Kamijo Shinzan (real name: Shuichi) was born in 1907 in today’s Kambayashi, Matsumoto City. While he went to Nagano Normal School (now Shinshu University), where he spent his college life as the ace in the school’s baseball team, his consecutively won the highest award in the prefectural exhibition for his calligraphy artworks, showing his talent not only in sports but also in art. In 1932, he moved to Tokyo to learn calligraphy and Chinese classics. Later, he learned under Eishi Miyajima, who influenced his artworks most. Eishi told Shinzan to focus on learning Chinese classics, saying ” calligraphy is a mirror that reflects your image. It is not a medium to show others how great you are.” Since then, Shinzan religiously followed his teacher’s guide, devoting himself to copying ancient masterpieces (rinsho) without showing his works at exhibitions, until the teacher passed away. Then, he mastered the basics of Japanese calligraphy to pursue his own style. As he aged, he challenged himself to new expression styles and established his strong, uplifting calligraphy style.

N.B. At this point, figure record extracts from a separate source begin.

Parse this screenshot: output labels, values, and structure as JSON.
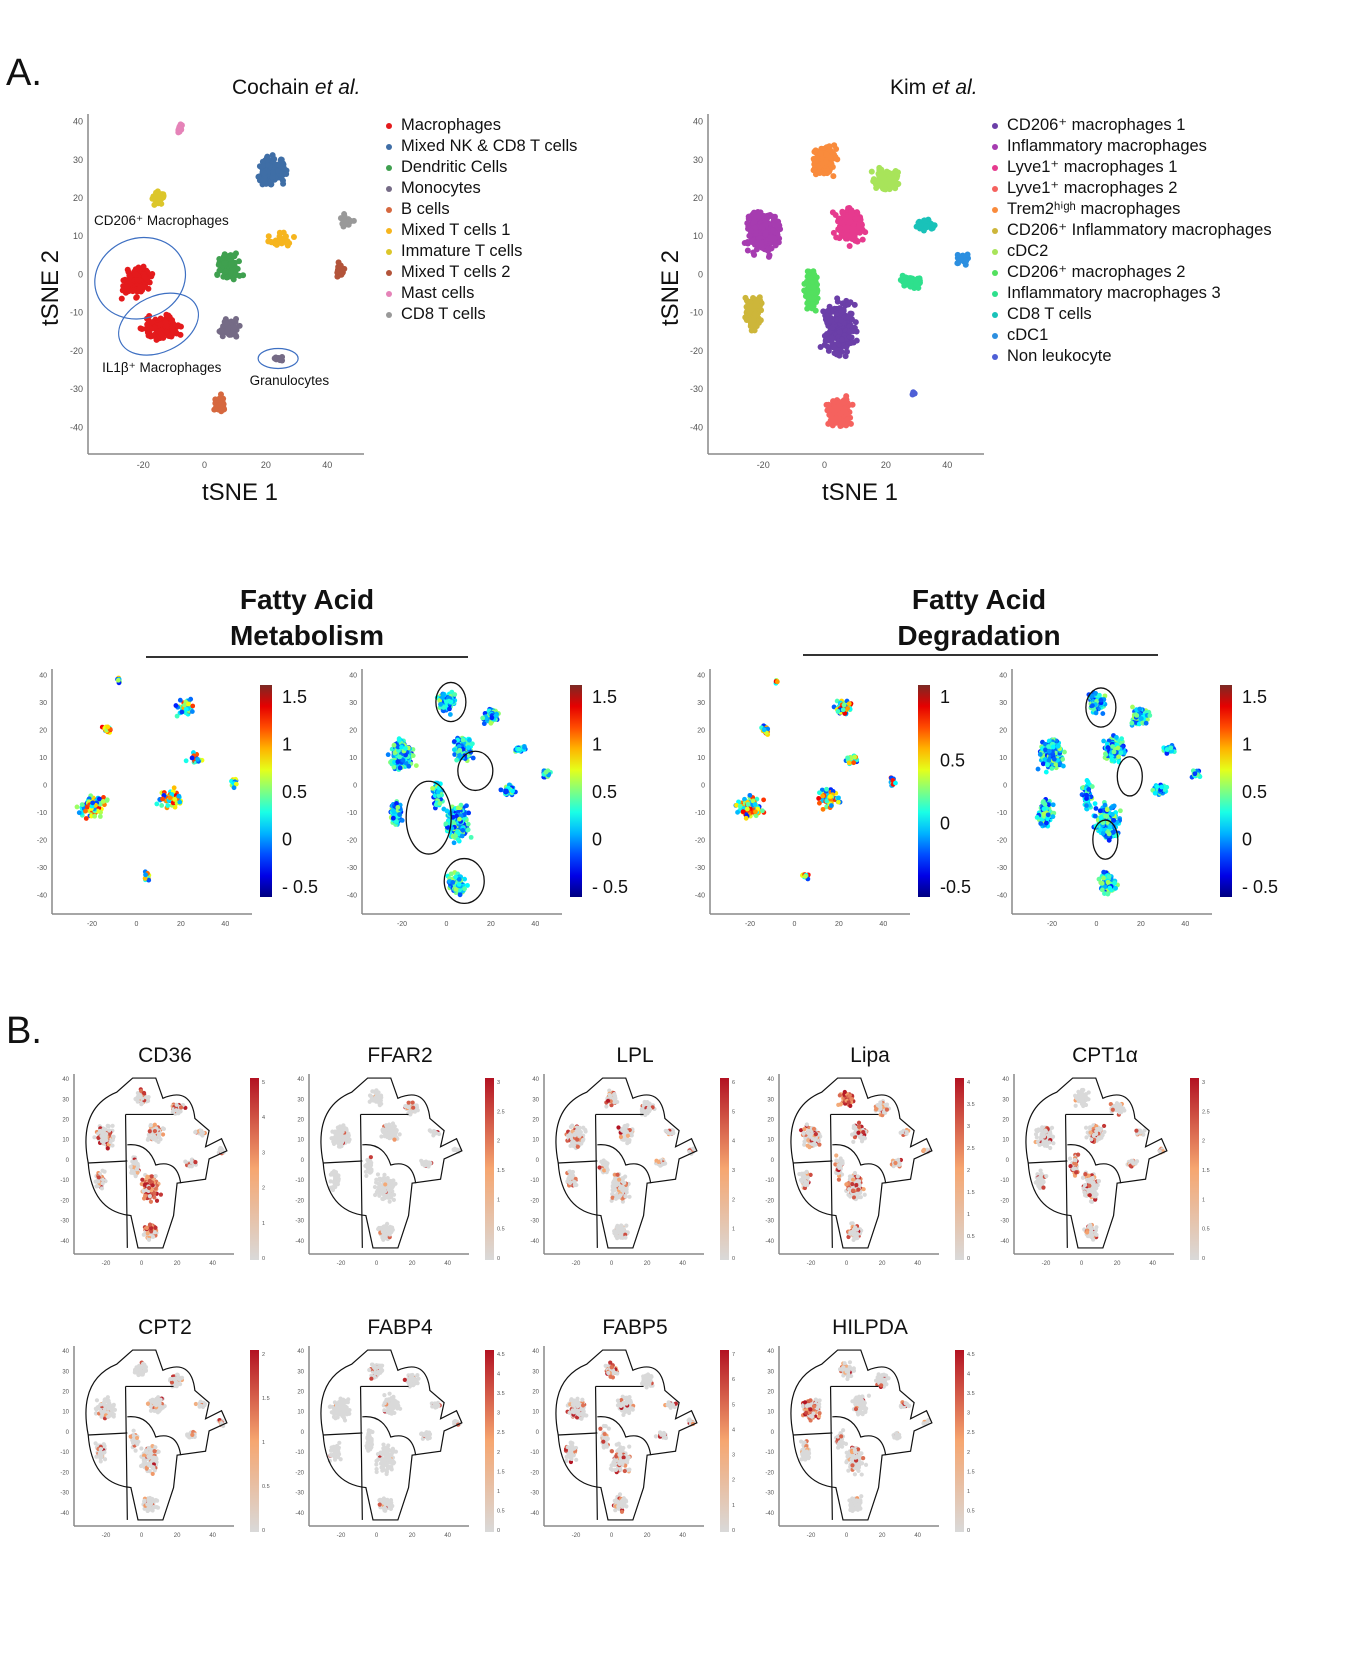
{
  "panels": {
    "A": {
      "label": "A."
    },
    "B": {
      "label": "B."
    }
  },
  "cochain": {
    "title_prefix": "Cochain ",
    "title_italic": "et al.",
    "xlabel": "tSNE 1",
    "ylabel": "tSNE 2",
    "annotations": [
      "CD206⁺ Macrophages",
      "IL1β⁺ Macrophages",
      "Granulocytes"
    ],
    "legend": [
      {
        "label": "Macrophages",
        "color": "#e41a1c"
      },
      {
        "label": "Mixed NK & CD8 T cells",
        "color": "#3f6ea6"
      },
      {
        "label": "Dendritic Cells",
        "color": "#3fa04f"
      },
      {
        "label": "Monocytes",
        "color": "#756b86"
      },
      {
        "label": "B cells",
        "color": "#d6683f"
      },
      {
        "label": "Mixed T cells 1",
        "color": "#f6b51e"
      },
      {
        "label": "Immature T cells",
        "color": "#dcc62a"
      },
      {
        "label": "Mixed T cells 2",
        "color": "#b3543a"
      },
      {
        "label": "Mast cells",
        "color": "#e583b8"
      },
      {
        "label": "CD8 T cells",
        "color": "#999999"
      }
    ]
  },
  "kim": {
    "title_prefix": "Kim ",
    "title_italic": "et al.",
    "xlabel": "tSNE 1",
    "ylabel": "tSNE 2",
    "legend": [
      {
        "label": "CD206⁺ macrophages 1",
        "color": "#6b3fa8"
      },
      {
        "label": "Inflammatory macrophages",
        "color": "#a63cb0"
      },
      {
        "label": "Lyve1⁺ macrophages 1",
        "color": "#e63a8e"
      },
      {
        "label": "Lyve1⁺ macrophages 2",
        "color": "#f5625e"
      },
      {
        "label": "Trem2ʰⁱᵍʰ macrophages",
        "color": "#f98b3c"
      },
      {
        "label": "CD206⁺ Inflammatory macrophages",
        "color": "#cdb63a"
      },
      {
        "label": "cDC2",
        "color": "#a8e45a"
      },
      {
        "label": "CD206⁺ macrophages 2",
        "color": "#53e05f"
      },
      {
        "label": "Inflammatory macrophages 3",
        "color": "#2ee08d"
      },
      {
        "label": "CD8 T cells",
        "color": "#19c2b9"
      },
      {
        "label": "cDC1",
        "color": "#2c8fe0"
      },
      {
        "label": "Non leukocyte",
        "color": "#4e5fd6"
      }
    ]
  },
  "fatty_acid": {
    "metabolism_title": [
      "Fatty Acid",
      "Metabolism"
    ],
    "degradation_title": [
      "Fatty Acid",
      "Degradation"
    ],
    "colorbars": [
      {
        "ticks": [
          "1.5",
          "1",
          "0.5",
          "0",
          "- 0.5"
        ]
      },
      {
        "ticks": [
          "1.5",
          "1",
          "0.5",
          "0",
          "- 0.5"
        ]
      },
      {
        "ticks": [
          "1",
          "0.5",
          "0",
          "-0.5"
        ]
      },
      {
        "ticks": [
          "1.5",
          "1",
          "0.5",
          "0",
          "- 0.5"
        ]
      }
    ]
  },
  "genes": [
    {
      "name": "CD36",
      "ticks": [
        "5",
        "4",
        "3",
        "2",
        "1",
        "0"
      ]
    },
    {
      "name": "FFAR2",
      "ticks": [
        "3",
        "2.5",
        "2",
        "1.5",
        "1",
        "0.5",
        "0"
      ]
    },
    {
      "name": "LPL",
      "ticks": [
        "6",
        "5",
        "4",
        "3",
        "2",
        "1",
        "0"
      ]
    },
    {
      "name": "Lipa",
      "ticks": [
        "4",
        "3.5",
        "3",
        "2.5",
        "2",
        "1.5",
        "1",
        "0.5",
        "0"
      ]
    },
    {
      "name": "CPT1α",
      "ticks": [
        "3",
        "2.5",
        "2",
        "1.5",
        "1",
        "0.5",
        "0"
      ]
    },
    {
      "name": "CPT2",
      "ticks": [
        "2",
        "1.5",
        "1",
        "0.5",
        "0"
      ]
    },
    {
      "name": "FABP4",
      "ticks": [
        "4.5",
        "4",
        "3.5",
        "3",
        "2.5",
        "2",
        "1.5",
        "1",
        "0.5",
        "0"
      ]
    },
    {
      "name": "FABP5",
      "ticks": [
        "7",
        "6",
        "5",
        "4",
        "3",
        "2",
        "1",
        "0"
      ]
    },
    {
      "name": "HILPDA",
      "ticks": [
        "4.5",
        "4",
        "3.5",
        "3",
        "2.5",
        "2",
        "1.5",
        "1",
        "0.5",
        "0"
      ]
    }
  ],
  "axes": {
    "y_ticks": [
      "40",
      "30",
      "20",
      "10",
      "0",
      "-10",
      "-20",
      "-30",
      "-40"
    ],
    "x_ticks": [
      "-20",
      "0",
      "20",
      "40"
    ]
  },
  "chart_data": [
    {
      "type": "scatter",
      "title": "Cochain et al.",
      "xlabel": "tSNE 1",
      "ylabel": "tSNE 2",
      "xlim": [
        -38,
        52
      ],
      "ylim": [
        -47,
        42
      ],
      "legend": "right",
      "series": [
        {
          "name": "Macrophages",
          "center": [
            -18,
            -6
          ]
        },
        {
          "name": "Mixed NK & CD8 T cells",
          "center": [
            22,
            28
          ]
        },
        {
          "name": "Dendritic Cells",
          "center": [
            7,
            2
          ]
        },
        {
          "name": "Monocytes",
          "center": [
            8,
            -14
          ]
        },
        {
          "name": "B cells",
          "center": [
            5,
            -35
          ]
        },
        {
          "name": "Mixed T cells 1",
          "center": [
            26,
            9
          ]
        },
        {
          "name": "Immature T cells",
          "center": [
            -14,
            20
          ]
        },
        {
          "name": "Mixed T cells 2",
          "center": [
            43,
            2
          ]
        },
        {
          "name": "Mast cells",
          "center": [
            -8,
            38
          ]
        },
        {
          "name": "CD8 T cells",
          "center": [
            46,
            14
          ]
        },
        {
          "name": "Granulocytes",
          "center": [
            24,
            -22
          ]
        }
      ]
    },
    {
      "type": "scatter",
      "title": "Kim et al.",
      "xlabel": "tSNE 1",
      "ylabel": "tSNE 2",
      "xlim": [
        -38,
        52
      ],
      "ylim": [
        -47,
        42
      ],
      "legend": "right",
      "series": [
        {
          "name": "CD206+ macrophages 1",
          "center": [
            5,
            -14
          ]
        },
        {
          "name": "Inflammatory macrophages",
          "center": [
            -20,
            10
          ]
        },
        {
          "name": "Lyve1+ macrophages 1",
          "center": [
            8,
            12
          ]
        },
        {
          "name": "Lyve1+ macrophages 2",
          "center": [
            5,
            -36
          ]
        },
        {
          "name": "Trem2high macrophages",
          "center": [
            0,
            30
          ]
        },
        {
          "name": "CD206+ Inflammatory macrophages",
          "center": [
            -23,
            -10
          ]
        },
        {
          "name": "cDC2",
          "center": [
            20,
            25
          ]
        },
        {
          "name": "CD206+ macrophages 2",
          "center": [
            -5,
            -4
          ]
        },
        {
          "name": "Inflammatory macrophages 3",
          "center": [
            28,
            -2
          ]
        },
        {
          "name": "CD8 T cells",
          "center": [
            33,
            13
          ]
        },
        {
          "name": "cDC1",
          "center": [
            45,
            4
          ]
        },
        {
          "name": "Non leukocyte",
          "center": [
            29,
            -31
          ]
        }
      ]
    }
  ]
}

One of his noteworthy achievements is his contribution to the revival of post-war Japanese calligraphy education. In 1947, when GHQ (the Allied Forces General Headquarters) banned teaching Japanese calligraphy at Japanese elementary schools, he established a system of basic theories as a member of the Curriculum Council to lift the ban. Even after the ban was lifted, he diligently made efforts including giving lectures throughout Japan for the continuous development of calligraphy education.
When the Museum was preparing for its opening, about 300 of his calligraphy works were donated to Matsumoto City by Shinzan, who wished “his works to help future calligraphy and art education.” With these works, out Memorial Exhibition Room opened in 2002. In the Memorial Room, we hold about three exhibitions a year with different themes to honor Shinzan Kamijo.